问题是,我可以根据对控制器(视图)的请求类型使用不同的装饰器吗?


Tags: nameselfgetreturnifobjectsisresponse
3条回答

有一个非常简单的解决方案来实现您想要的,它并不意味着装饰dispatch方法。必须在方法(get/post)上使用method_decorator,并将decorator调用(而不是decorator本身)作为参数传递。

在你的情况下是:

from django.utils.decorators import method_decorator

class ProfileView(View):
template_name = 'index.html'

    # Return profile of any role (client/employee/admin)
    @method_decorator(login_required())
    def get(self, request, *args, **kwargs):
        ...

    # Client sign up
    # No decorator is needed
    def post(self, request):
        ...

注意login_requireddecorator中的parethesis。

您可以传递任何面向函数的decorator,甚至是自定义的decorator。例如:

def white_list_check():
    def decorator(func):
        def wrapper(request, *args, **kwargs):
            ip = request.META.get('REMOTE_ADDR', '0.0.0.0')
            if ip in WHITE_LIST:
                return func(request, *args, **kwargs)
            else:
                return HttpResponseForbidden()
        return wrapper
    return decorator

然后,再一次:

class YourView(View):

    @method_decorator(white_list_check())
    def get(self, request):
        ...

因为Django 1.9,according to the doc,所以可以用下面的方法应用decorator:

from django.contrib.auth.decorators import login_required
from django.utils.decorators import method_decorator

@method_decorator(login_required, name='dispatch')
class YourClassBasedView(TemplateView):
    ...

其中name是要修饰的方法的名称。

或者在很少的装修师的情况下:

from django.contrib.auth.decorators import login_required
from django.views.decorators.cache import never_cache
from django.utils.decorators import method_decorator

decorators = [never_cache, login_required]
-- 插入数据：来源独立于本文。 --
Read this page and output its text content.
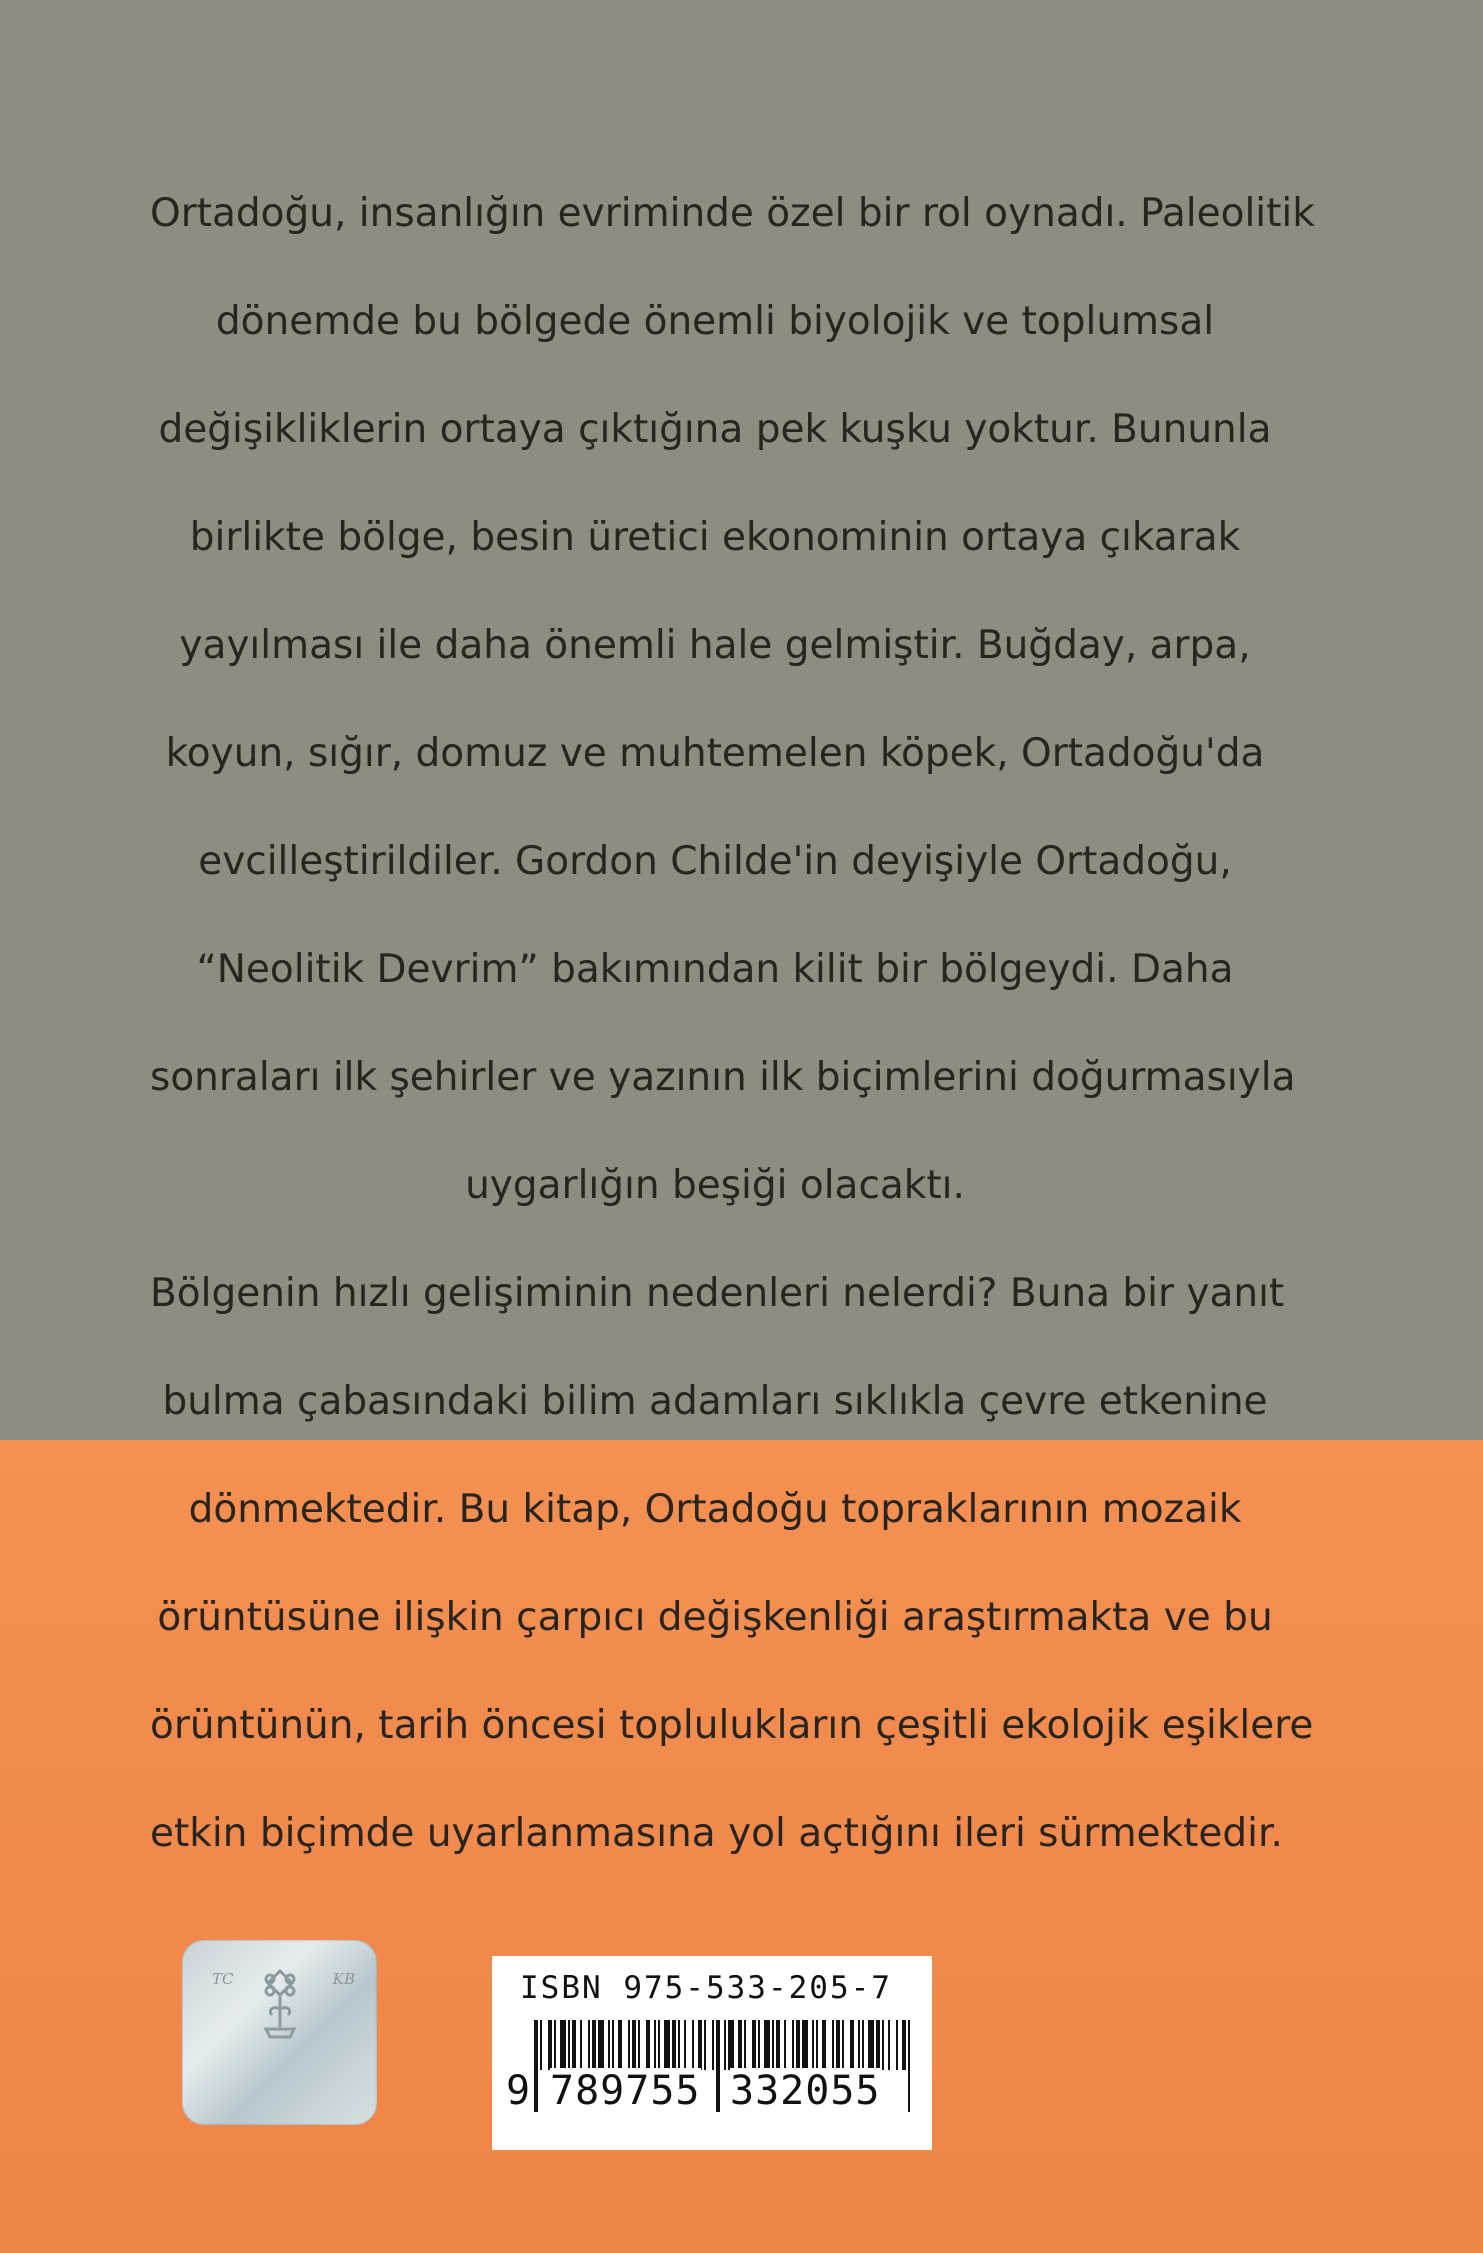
Ortadoğu, insanlığın evriminde özel bir rol oynadı. Paleolitik
dönemde bu bölgede önemli biyolojik ve toplumsal
değişikliklerin ortaya çıktığına pek kuşku yoktur. Bununla
birlikte bölge, besin üretici ekonominin ortaya çıkarak
yayılması ile daha önemli hale gelmiştir. Buğday, arpa,
koyun, sığır, domuz ve muhtemelen köpek, Ortadoğu'da
evcilleştirildiler. Gordon Childe'in deyişiyle Ortadoğu,
“Neolitik Devrim” bakımından kilit bir bölgeydi. Daha
sonraları ilk şehirler ve yazının ilk biçimlerini doğurmasıyla
uygarlığın beşiği olacaktı.
Bölgenin hızlı gelişiminin nedenleri nelerdi? Buna bir yanıt
bulma çabasındaki bilim adamları sıklıkla çevre etkenine
dönmektedir. Bu kitap, Ortadoğu topraklarının mozaik
örüntüsüne ilişkin çarpıcı değişkenliği araştırmakta ve bu
örüntünün, tarih öncesi toplulukların çeşitli ekolojik eşiklere
etkin biçimde uyarlanmasına yol açtığını ileri sürmektedir.
TC	KB	ISBN 975-533-205-7
9 789755 332055
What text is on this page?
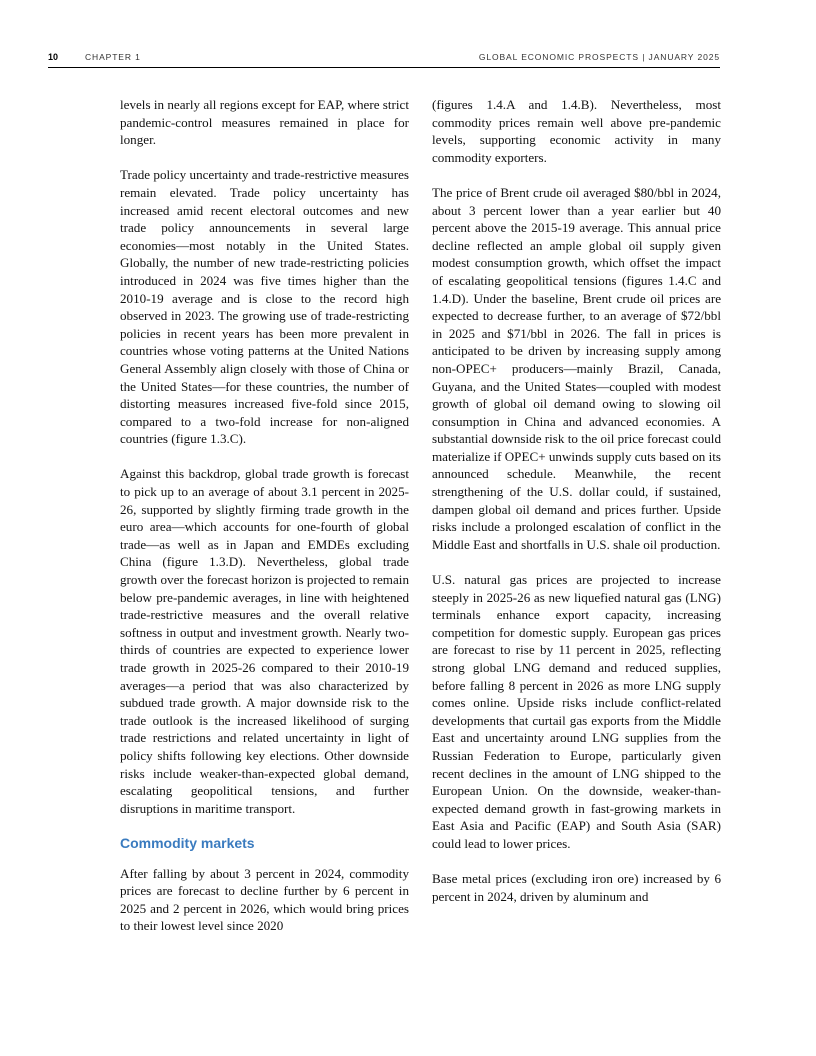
10	CHAPTER 1	GLOBAL ECONOMIC PROSPECTS | JANUARY 2025

levels in nearly all regions except for EAP, where strict pandemic-control measures remained in place for longer.

Trade policy uncertainty and trade-restrictive measures remain elevated. Trade policy uncertainty has increased amid recent electoral outcomes and new trade policy announcements in several large economies—most notably in the United States. Globally, the number of new trade-restricting policies introduced in 2024 was five times higher than the 2010-19 average and is close to the record high observed in 2023. The growing use of trade-restricting policies in recent years has been more prevalent in countries whose voting patterns at the United Nations General Assembly align closely with those of China or the United States—for these countries, the number of distorting measures increased five-fold since 2015, compared to a two-fold increase for non-aligned countries (figure 1.3.C).

Against this backdrop, global trade growth is forecast to pick up to an average of about 3.1 percent in 2025-26, supported by slightly firming trade growth in the euro area—which accounts for one-fourth of global trade—as well as in Japan and EMDEs excluding China (figure 1.3.D). Nevertheless, global trade growth over the forecast horizon is projected to remain below pre-pandemic averages, in line with heightened trade-restrictive measures and the overall relative softness in output and investment growth. Nearly two-thirds of countries are expected to experience lower trade growth in 2025-26 compared to their 2010-19 averages—a period that was also characterized by subdued trade growth. A major downside risk to the trade outlook is the increased likelihood of surging trade restrictions and related uncertainty in light of policy shifts following key elections. Other downside risks include weaker-than-expected global demand, escalating geopolitical tensions, and further disruptions in maritime transport.

Commodity markets

After falling by about 3 percent in 2024, commodity prices are forecast to decline further by 6 percent in 2025 and 2 percent in 2026, which would bring prices to their lowest level since 2020

(figures 1.4.A and 1.4.B). Nevertheless, most commodity prices remain well above pre-pandemic levels, supporting economic activity in many commodity exporters.

The price of Brent crude oil averaged $80/bbl in 2024, about 3 percent lower than a year earlier but 40 percent above the 2015-19 average. This annual price decline reflected an ample global oil supply given modest consumption growth, which offset the impact of escalating geopolitical tensions (figures 1.4.C and 1.4.D). Under the baseline, Brent crude oil prices are expected to decrease further, to an average of $72/bbl in 2025 and $71/bbl in 2026. The fall in prices is anticipated to be driven by increasing supply among non-OPEC+ producers—mainly Brazil, Canada, Guyana, and the United States—coupled with modest growth of global oil demand owing to slowing oil consumption in China and advanced economies. A substantial downside risk to the oil price forecast could materialize if OPEC+ unwinds supply cuts based on its announced schedule. Meanwhile, the recent strengthening of the U.S. dollar could, if sustained, dampen global oil demand and prices further. Upside risks include a prolonged escalation of conflict in the Middle East and shortfalls in U.S. shale oil production.

U.S. natural gas prices are projected to increase steeply in 2025-26 as new liquefied natural gas (LNG) terminals enhance export capacity, increasing competition for domestic supply. European gas prices are forecast to rise by 11 percent in 2025, reflecting strong global LNG demand and reduced supplies, before falling 8 percent in 2026 as more LNG supply comes online. Upside risks include conflict-related developments that curtail gas exports from the Middle East and uncertainty around LNG supplies from the Russian Federation to Europe, particularly given recent declines in the amount of LNG shipped to the European Union. On the downside, weaker-than-expected demand growth in fast-growing markets in East Asia and Pacific (EAP) and South Asia (SAR) could lead to lower prices.

Base metal prices (excluding iron ore) increased by 6 percent in 2024, driven by aluminum and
@method_decorator(decorators, name='dispatch')
class YourClassBasedView(TemplateView):
    ...

您需要将decorator应用于基于类的视图的分派方法。具体操作如下:

class ProfileView(View):

    @youdecorator
    def dispatch(self,request,*args,**kwargs):
        return super(ProfileView,self).dispatch(request,*args,**kwargs)
    //Rest of your code.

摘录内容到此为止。